In Masisi IDP camps, UNHCR and its partners work together with local residents, community leaders and the owners of the bars where sex workers go to find clients. The campaign also aims to prevent stigmatization of sex workers and sexual exploitation of children.
"Talking to the clients is delicate, as well as to the owners of the bars," says Mustapha Busomoke, who coordinates the project. "That's where minors were exploited. We explain that minors have a special protection and are not ready for sexual relations. We do large campaigns and inform the entire population about the law and the bad practices. Now many people understand that sexual relations with children is prohibited by the law and is dangerous for children."
As part of its work here, UNHCR is also helping sex workers and child victims of sexual exploitation to go back to school or generate their own income.
"I had left school but Belenfance told me that they would help me go back to school," says Juliette. "I am in secondary school. I started yesterday. But when I am at school, I don't know how to find money. When I leave school and if I find the man who can give me money to eat at night, I do it. I do it in my house. I do it with the one who comes. I tell my neighbours to look after my child. Not everyone pays me. Half pay, the others don't pay."
"If I had known about contraception before, I would not have given birth to all these children."
To help women avoid unwanted pregnancies, UNHCR supports a family planning unit at the health centre of Kitsule in Masisi. The unit provides advice on family planning as well as access to contraception. It also provides anonymous testing for HIV and manages other sexually transmitted diseases.
"If I had known about contraception before, I would not have given birth to all these children," says Denise*, a 35-year-old mother of six. She came to Lushebere camp alone in 2007. Both of her parents are dead, so she has no family apart from her children. "I am looking for men to earn money. I look for men in bars. Sometimes I find, sometimes I don't. Maybe only three pay during a week. Sometimes it can be that 10 don't pay during a week."
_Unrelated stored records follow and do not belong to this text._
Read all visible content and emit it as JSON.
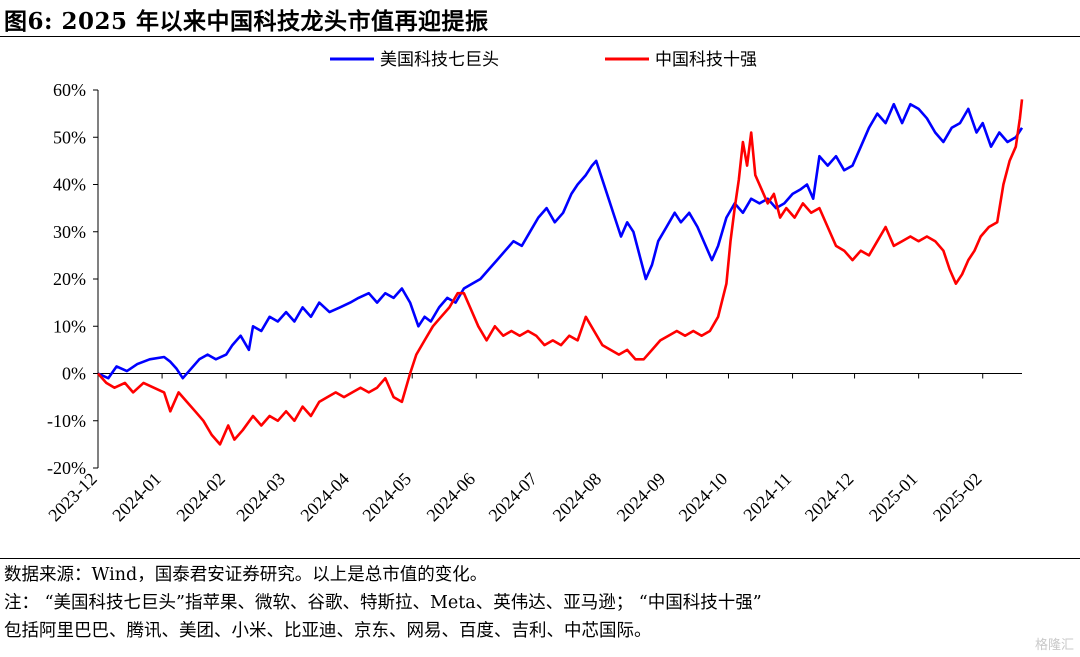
{
  "title": "图6:  2025 年以来中国科技龙头市值再迎提振",
  "chart_data": {
    "type": "line",
    "title": "图6:  2025 年以来中国科技龙头市值再迎提振",
    "xlabel": "",
    "ylabel": "",
    "ylim": [
      -20,
      60
    ],
    "yticks": [
      -20,
      -10,
      0,
      10,
      20,
      30,
      40,
      50,
      60
    ],
    "ytick_labels": [
      "-20%",
      "-10%",
      "0%",
      "10%",
      "20%",
      "30%",
      "40%",
      "50%",
      "60%"
    ],
    "x_range": [
      "2023-12-01",
      "2025-02-20"
    ],
    "xtick_labels": [
      "2023-12",
      "2024-01",
      "2024-02",
      "2024-03",
      "2024-04",
      "2024-05",
      "2024-06",
      "2024-07",
      "2024-08",
      "2024-09",
      "2024-10",
      "2024-11",
      "2024-12",
      "2025-01",
      "2025-02"
    ],
    "grid": false,
    "legend_position": "top",
    "series": [
      {
        "name": "美国科技七巨头",
        "color": "#0000ff",
        "points": [
          [
            "2023-12-01",
            0
          ],
          [
            "2023-12-06",
            -1
          ],
          [
            "2023-12-10",
            1.5
          ],
          [
            "2023-12-15",
            0.5
          ],
          [
            "2023-12-20",
            2
          ],
          [
            "2023-12-26",
            3
          ],
          [
            "2024-01-02",
            3.5
          ],
          [
            "2024-01-05",
            2.5
          ],
          [
            "2024-01-08",
            1
          ],
          [
            "2024-01-11",
            -1
          ],
          [
            "2024-01-15",
            1
          ],
          [
            "2024-01-19",
            3
          ],
          [
            "2024-01-23",
            4
          ],
          [
            "2024-01-27",
            3
          ],
          [
            "2024-02-01",
            4
          ],
          [
            "2024-02-04",
            6
          ],
          [
            "2024-02-08",
            8
          ],
          [
            "2024-02-12",
            5
          ],
          [
            "2024-02-14",
            10
          ],
          [
            "2024-02-18",
            9
          ],
          [
            "2024-02-22",
            12
          ],
          [
            "2024-02-26",
            11
          ],
          [
            "2024-03-01",
            13
          ],
          [
            "2024-03-05",
            11
          ],
          [
            "2024-03-09",
            14
          ],
          [
            "2024-03-13",
            12
          ],
          [
            "2024-03-17",
            15
          ],
          [
            "2024-03-22",
            13
          ],
          [
            "2024-03-27",
            14
          ],
          [
            "2024-04-01",
            15
          ],
          [
            "2024-04-05",
            16
          ],
          [
            "2024-04-10",
            17
          ],
          [
            "2024-04-14",
            15
          ],
          [
            "2024-04-18",
            17
          ],
          [
            "2024-04-22",
            16
          ],
          [
            "2024-04-26",
            18
          ],
          [
            "2024-04-30",
            15
          ],
          [
            "2024-05-04",
            10
          ],
          [
            "2024-05-07",
            12
          ],
          [
            "2024-05-10",
            11
          ],
          [
            "2024-05-14",
            14
          ],
          [
            "2024-05-18",
            16
          ],
          [
            "2024-05-22",
            15
          ],
          [
            "2024-05-26",
            18
          ],
          [
            "2024-05-30",
            19
          ],
          [
            "2024-06-03",
            20
          ],
          [
            "2024-06-07",
            22
          ],
          [
            "2024-06-11",
            24
          ],
          [
            "2024-06-15",
            26
          ],
          [
            "2024-06-19",
            28
          ],
          [
            "2024-06-23",
            27
          ],
          [
            "2024-06-27",
            30
          ],
          [
            "2024-07-01",
            33
          ],
          [
            "2024-07-05",
            35
          ],
          [
            "2024-07-09",
            32
          ],
          [
            "2024-07-13",
            34
          ],
          [
            "2024-07-17",
            38
          ],
          [
            "2024-07-20",
            40
          ],
          [
            "2024-07-24",
            42
          ],
          [
            "2024-07-27",
            44
          ],
          [
            "2024-07-29",
            45
          ],
          [
            "2024-08-01",
            41
          ],
          [
            "2024-08-04",
            37
          ],
          [
            "2024-08-07",
            33
          ],
          [
            "2024-08-10",
            29
          ],
          [
            "2024-08-13",
            32
          ],
          [
            "2024-08-16",
            30
          ],
          [
            "2024-08-19",
            25
          ],
          [
            "2024-08-22",
            20
          ],
          [
            "2024-08-25",
            23
          ],
          [
            "2024-08-28",
            28
          ],
          [
            "2024-09-01",
            31
          ],
          [
            "2024-09-05",
            34
          ],
          [
            "2024-09-08",
            32
          ],
          [
            "2024-09-12",
            34
          ],
          [
            "2024-09-16",
            31
          ],
          [
            "2024-09-20",
            27
          ],
          [
            "2024-09-23",
            24
          ],
          [
            "2024-09-26",
            27
          ],
          [
            "2024-09-30",
            33
          ],
          [
            "2024-10-04",
            36
          ],
          [
            "2024-10-08",
            34
          ],
          [
            "2024-10-12",
            37
          ],
          [
            "2024-10-16",
            36
          ],
          [
            "2024-10-20",
            37
          ],
          [
            "2024-10-24",
            35
          ],
          [
            "2024-10-28",
            36
          ],
          [
            "2024-11-01",
            38
          ],
          [
            "2024-11-05",
            39
          ],
          [
            "2024-11-08",
            40
          ],
          [
            "2024-11-11",
            37
          ],
          [
            "2024-11-14",
            46
          ],
          [
            "2024-11-18",
            44
          ],
          [
            "2024-11-22",
            46
          ],
          [
            "2024-11-26",
            43
          ],
          [
            "2024-11-30",
            44
          ],
          [
            "2024-12-04",
            48
          ],
          [
            "2024-12-08",
            52
          ],
          [
            "2024-12-12",
            55
          ],
          [
            "2024-12-16",
            53
          ],
          [
            "2024-12-20",
            57
          ],
          [
            "2024-12-24",
            53
          ],
          [
            "2024-12-28",
            57
          ],
          [
            "2025-01-01",
            56
          ],
          [
            "2025-01-05",
            54
          ],
          [
            "2025-01-09",
            51
          ],
          [
            "2025-01-13",
            49
          ],
          [
            "2025-01-17",
            52
          ],
          [
            "2025-01-21",
            53
          ],
          [
            "2025-01-25",
            56
          ],
          [
            "2025-01-29",
            51
          ],
          [
            "2025-02-01",
            53
          ],
          [
            "2025-02-05",
            48
          ],
          [
            "2025-02-09",
            51
          ],
          [
            "2025-02-13",
            49
          ],
          [
            "2025-02-17",
            50
          ],
          [
            "2025-02-20",
            52
          ]
        ]
      },
      {
        "name": "中国科技十强",
        "color": "#ff0000",
        "points": [
          [
            "2023-12-01",
            0
          ],
          [
            "2023-12-05",
            -2
          ],
          [
            "2023-12-09",
            -3
          ],
          [
            "2023-12-14",
            -2
          ],
          [
            "2023-12-18",
            -4
          ],
          [
            "2023-12-23",
            -2
          ],
          [
            "2023-12-28",
            -3
          ],
          [
            "2024-01-02",
            -4
          ],
          [
            "2024-01-05",
            -8
          ],
          [
            "2024-01-09",
            -4
          ],
          [
            "2024-01-13",
            -6
          ],
          [
            "2024-01-17",
            -8
          ],
          [
            "2024-01-21",
            -10
          ],
          [
            "2024-01-25",
            -13
          ],
          [
            "2024-01-29",
            -15
          ],
          [
            "2024-02-02",
            -11
          ],
          [
            "2024-02-05",
            -14
          ],
          [
            "2024-02-09",
            -12
          ],
          [
            "2024-02-14",
            -9
          ],
          [
            "2024-02-18",
            -11
          ],
          [
            "2024-02-22",
            -9
          ],
          [
            "2024-02-26",
            -10
          ],
          [
            "2024-03-01",
            -8
          ],
          [
            "2024-03-05",
            -10
          ],
          [
            "2024-03-09",
            -7
          ],
          [
            "2024-03-13",
            -9
          ],
          [
            "2024-03-17",
            -6
          ],
          [
            "2024-03-21",
            -5
          ],
          [
            "2024-03-25",
            -4
          ],
          [
            "2024-03-29",
            -5
          ],
          [
            "2024-04-02",
            -4
          ],
          [
            "2024-04-06",
            -3
          ],
          [
            "2024-04-10",
            -4
          ],
          [
            "2024-04-14",
            -3
          ],
          [
            "2024-04-18",
            -1
          ],
          [
            "2024-04-22",
            -5
          ],
          [
            "2024-04-26",
            -6
          ],
          [
            "2024-04-30",
            0
          ],
          [
            "2024-05-03",
            4
          ],
          [
            "2024-05-07",
            7
          ],
          [
            "2024-05-11",
            10
          ],
          [
            "2024-05-15",
            12
          ],
          [
            "2024-05-19",
            14
          ],
          [
            "2024-05-23",
            17
          ],
          [
            "2024-05-26",
            17
          ],
          [
            "2024-05-29",
            14
          ],
          [
            "2024-06-02",
            10
          ],
          [
            "2024-06-06",
            7
          ],
          [
            "2024-06-10",
            10
          ],
          [
            "2024-06-14",
            8
          ],
          [
            "2024-06-18",
            9
          ],
          [
            "2024-06-22",
            8
          ],
          [
            "2024-06-26",
            9
          ],
          [
            "2024-06-30",
            8
          ],
          [
            "2024-07-04",
            6
          ],
          [
            "2024-07-08",
            7
          ],
          [
            "2024-07-12",
            6
          ],
          [
            "2024-07-16",
            8
          ],
          [
            "2024-07-20",
            7
          ],
          [
            "2024-07-24",
            12
          ],
          [
            "2024-07-28",
            9
          ],
          [
            "2024-08-01",
            6
          ],
          [
            "2024-08-05",
            5
          ],
          [
            "2024-08-09",
            4
          ],
          [
            "2024-08-13",
            5
          ],
          [
            "2024-08-17",
            3
          ],
          [
            "2024-08-21",
            3
          ],
          [
            "2024-08-25",
            5
          ],
          [
            "2024-08-29",
            7
          ],
          [
            "2024-09-02",
            8
          ],
          [
            "2024-09-06",
            9
          ],
          [
            "2024-09-10",
            8
          ],
          [
            "2024-09-14",
            9
          ],
          [
            "2024-09-18",
            8
          ],
          [
            "2024-09-22",
            9
          ],
          [
            "2024-09-26",
            12
          ],
          [
            "2024-09-30",
            19
          ],
          [
            "2024-10-02",
            28
          ],
          [
            "2024-10-04",
            35
          ],
          [
            "2024-10-06",
            41
          ],
          [
            "2024-10-08",
            49
          ],
          [
            "2024-10-10",
            44
          ],
          [
            "2024-10-12",
            51
          ],
          [
            "2024-10-14",
            42
          ],
          [
            "2024-10-17",
            39
          ],
          [
            "2024-10-20",
            36
          ],
          [
            "2024-10-23",
            38
          ],
          [
            "2024-10-26",
            33
          ],
          [
            "2024-10-29",
            35
          ],
          [
            "2024-11-02",
            33
          ],
          [
            "2024-11-06",
            36
          ],
          [
            "2024-11-10",
            34
          ],
          [
            "2024-11-14",
            35
          ],
          [
            "2024-11-18",
            31
          ],
          [
            "2024-11-22",
            27
          ],
          [
            "2024-11-26",
            26
          ],
          [
            "2024-11-30",
            24
          ],
          [
            "2024-12-04",
            26
          ],
          [
            "2024-12-08",
            25
          ],
          [
            "2024-12-12",
            28
          ],
          [
            "2024-12-16",
            31
          ],
          [
            "2024-12-20",
            27
          ],
          [
            "2024-12-24",
            28
          ],
          [
            "2024-12-28",
            29
          ],
          [
            "2025-01-01",
            28
          ],
          [
            "2025-01-05",
            29
          ],
          [
            "2025-01-09",
            28
          ],
          [
            "2025-01-13",
            26
          ],
          [
            "2025-01-16",
            22
          ],
          [
            "2025-01-19",
            19
          ],
          [
            "2025-01-22",
            21
          ],
          [
            "2025-01-25",
            24
          ],
          [
            "2025-01-28",
            26
          ],
          [
            "2025-01-31",
            29
          ],
          [
            "2025-02-04",
            31
          ],
          [
            "2025-02-08",
            32
          ],
          [
            "2025-02-11",
            40
          ],
          [
            "2025-02-14",
            45
          ],
          [
            "2025-02-17",
            48
          ],
          [
            "2025-02-19",
            54
          ],
          [
            "2025-02-20",
            58
          ]
        ]
      }
    ]
  },
  "notes": {
    "line1": "数据来源：Wind，国泰君安证券研究。以上是总市值的变化。",
    "line2": "注：  “美国科技七巨头”指苹果、微软、谷歌、特斯拉、Meta、英伟达、亚马逊； “中国科技十强”",
    "line3": "包括阿里巴巴、腾讯、美团、小米、比亚迪、京东、网易、百度、吉利、中芯国际。"
  },
  "watermark": "格隆汇"
}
Thirty-five-year-old Marie* shares a similar story. She has seven children. Her husband was killed in 2010 when he returned to their village to see if it was safe enough for the family to go back home. In 2012, unable to take care of her family, she started as a sex worker to earn money.
"Feeding the children was a big burden for me," Marie tells me. "When I saw the others doing this activity, I also started to be able to take care of my children. In this activity, I had a child, but today I have a contraceptive implant. I can't accept to be pregnant again. It is thanks to this project that I have known this."
More than anything else, these women hope for long-term peace that will allow them to go back home, regain access to their land, build a new home and restart life in their villages.
Over 900,000 people are still displaced throughout North Kivu Province.
One by one, they are learning how to protect themselves and their future.
* Name changed for protection reasons.